The second and third ages lasted roughly three thousand years; and so I tend to think of the first lasting roughly the same, even though much of it was before the rising of Sun and Moon and thus is perhaps beyond assigning proper time to. But I will do what I can to correct the final situation. Please forgive me.

Barti isn't through yet with his travelling between the Shire, Bree, and the Hedge's farm, and Alvric has a few journeys to make of his own north to Annúminas and Fornost; and Denra does have her unwanted suitors to contend with. And Frodo will eventually meet with most of these.

And thanks for the constructive criticism. I do appreciate it.

DreamflowerReviewed Chapter: 23 on 7/17/2007
Poor Delphinium! It must have been like having the Encyclopedia of Arda dropped on her head! How disconcerting for her to have to think about the beginning of the world--not something hobbits are accustomed to doing, as JRRT says they are not "religious" as a race! And poor Mistress Greenwillow, having to explain it *all* to someone who has no frame of reference.

And now Delphinium kncws it all. True, Mistree Greenwillow didn't actually *tell* her that Frodo carried the Ring off to Mount Doom, but she didn't leave any doubt, either.

And the family is home now, and Barti is going to have to face Frodo...

Author Reply: Yes, Delphie has had the crash course.

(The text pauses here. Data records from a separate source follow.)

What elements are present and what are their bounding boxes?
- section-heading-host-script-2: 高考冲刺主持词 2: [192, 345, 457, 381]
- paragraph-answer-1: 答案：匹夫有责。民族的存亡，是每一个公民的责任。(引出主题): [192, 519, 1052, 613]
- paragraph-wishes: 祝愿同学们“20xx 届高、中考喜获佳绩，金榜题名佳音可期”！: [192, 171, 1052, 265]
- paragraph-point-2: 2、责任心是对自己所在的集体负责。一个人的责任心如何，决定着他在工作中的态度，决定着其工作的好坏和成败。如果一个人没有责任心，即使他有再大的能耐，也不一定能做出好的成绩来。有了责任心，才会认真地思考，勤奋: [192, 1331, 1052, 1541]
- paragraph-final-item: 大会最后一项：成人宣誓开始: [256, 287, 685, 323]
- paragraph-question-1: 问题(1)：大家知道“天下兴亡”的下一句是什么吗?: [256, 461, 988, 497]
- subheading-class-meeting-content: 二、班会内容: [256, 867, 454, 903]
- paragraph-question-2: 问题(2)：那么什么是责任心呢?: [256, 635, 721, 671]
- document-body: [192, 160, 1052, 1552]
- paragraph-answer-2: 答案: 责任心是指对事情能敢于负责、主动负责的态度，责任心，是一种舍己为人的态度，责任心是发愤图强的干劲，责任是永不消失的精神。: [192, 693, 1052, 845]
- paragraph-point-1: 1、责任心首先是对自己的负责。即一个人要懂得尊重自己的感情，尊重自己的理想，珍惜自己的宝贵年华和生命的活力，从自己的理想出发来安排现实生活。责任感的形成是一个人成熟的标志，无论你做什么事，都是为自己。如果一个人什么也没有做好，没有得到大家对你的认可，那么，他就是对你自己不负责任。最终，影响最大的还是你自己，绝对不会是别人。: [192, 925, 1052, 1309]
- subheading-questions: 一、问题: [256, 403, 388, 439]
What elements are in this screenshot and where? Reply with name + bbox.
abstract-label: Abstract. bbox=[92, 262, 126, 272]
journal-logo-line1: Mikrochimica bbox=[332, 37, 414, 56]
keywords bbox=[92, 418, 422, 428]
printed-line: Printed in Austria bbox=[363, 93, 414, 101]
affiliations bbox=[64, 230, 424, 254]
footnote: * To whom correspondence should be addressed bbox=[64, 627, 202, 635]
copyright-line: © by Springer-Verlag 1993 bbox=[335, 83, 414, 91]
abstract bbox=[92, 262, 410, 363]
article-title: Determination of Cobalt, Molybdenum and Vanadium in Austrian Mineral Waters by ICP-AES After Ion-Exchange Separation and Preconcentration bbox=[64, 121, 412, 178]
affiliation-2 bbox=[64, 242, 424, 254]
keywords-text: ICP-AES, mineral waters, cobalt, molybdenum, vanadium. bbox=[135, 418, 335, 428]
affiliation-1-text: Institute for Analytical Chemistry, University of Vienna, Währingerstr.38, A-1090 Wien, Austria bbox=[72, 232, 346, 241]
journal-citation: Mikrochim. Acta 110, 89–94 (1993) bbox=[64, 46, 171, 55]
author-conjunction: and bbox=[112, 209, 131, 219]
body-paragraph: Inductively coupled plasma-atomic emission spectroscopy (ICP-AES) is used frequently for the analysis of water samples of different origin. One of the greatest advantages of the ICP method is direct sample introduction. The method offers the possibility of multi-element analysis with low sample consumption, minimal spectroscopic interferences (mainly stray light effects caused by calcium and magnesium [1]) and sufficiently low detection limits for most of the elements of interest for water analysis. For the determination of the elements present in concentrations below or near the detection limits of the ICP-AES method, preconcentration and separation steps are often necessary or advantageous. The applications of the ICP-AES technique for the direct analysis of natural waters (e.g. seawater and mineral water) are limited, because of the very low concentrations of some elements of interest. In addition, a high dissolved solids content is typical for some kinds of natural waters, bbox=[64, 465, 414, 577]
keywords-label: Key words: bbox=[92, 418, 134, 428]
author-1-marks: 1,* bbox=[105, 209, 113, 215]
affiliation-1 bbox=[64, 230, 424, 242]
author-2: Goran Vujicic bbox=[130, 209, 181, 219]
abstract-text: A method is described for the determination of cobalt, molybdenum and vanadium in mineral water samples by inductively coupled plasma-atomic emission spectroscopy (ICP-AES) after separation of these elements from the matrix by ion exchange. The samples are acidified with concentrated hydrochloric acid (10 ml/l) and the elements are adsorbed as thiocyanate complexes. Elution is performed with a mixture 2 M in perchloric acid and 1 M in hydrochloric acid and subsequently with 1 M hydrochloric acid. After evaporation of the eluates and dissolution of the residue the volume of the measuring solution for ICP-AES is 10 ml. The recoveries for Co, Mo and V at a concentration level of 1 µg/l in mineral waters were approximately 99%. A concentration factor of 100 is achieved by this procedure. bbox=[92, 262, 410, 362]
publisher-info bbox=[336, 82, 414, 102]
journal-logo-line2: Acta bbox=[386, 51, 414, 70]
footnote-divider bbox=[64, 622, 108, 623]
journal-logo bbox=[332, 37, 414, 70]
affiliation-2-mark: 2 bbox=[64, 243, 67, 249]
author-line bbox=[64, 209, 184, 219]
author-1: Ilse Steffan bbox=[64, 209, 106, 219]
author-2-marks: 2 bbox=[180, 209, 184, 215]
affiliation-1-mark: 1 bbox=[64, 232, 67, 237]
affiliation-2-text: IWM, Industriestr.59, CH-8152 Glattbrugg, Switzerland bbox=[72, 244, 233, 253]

These aren't just odd magical beings knocking about who've been causing problems for folks, but those intended to assist in the running of Arda itself who've gone wrong; and it took a HOBBIT of all creatures to see to the destruction of Sauron! Pet, Persi, Lyssa, and Barti know the what of what happened, but only Mummy fully appreciates now the WHY of it--but then she is a Baggins by birth. When Frodo sails, I suspect that Delphie will be the only one in the family to truly appreciate what his choice is and why.

And Barti is going to have to face Frodo--soon--just as Frodo announces he won't accept proper election as Mayor....

FiondilReviewed Chapter: 23 on 7/17/2007
"For three thousand years they fought, Morgoth and those who opposed him...."

Actually, it was only 590 years between the First Rising of Ithil to the War of Wrath (more or less). Still, it was a most comprehensive look at the history of the war against Morgoth, and later, Sauron and those who opposed them.

I'm curious to know what is written in Sindarin on the scroll, myself.... will we ever find out?

Always look forward to your updates.

Author Reply: Yes, the Sindarin of the scroll will be described briefly at least, although much of it those who've read "Stirring Rings" will already know in part. And thanks to you, also, for the correction to the War of Wrath.

Author Reply: Okay, now check out the relevant section again, Fiondil. Thanks again.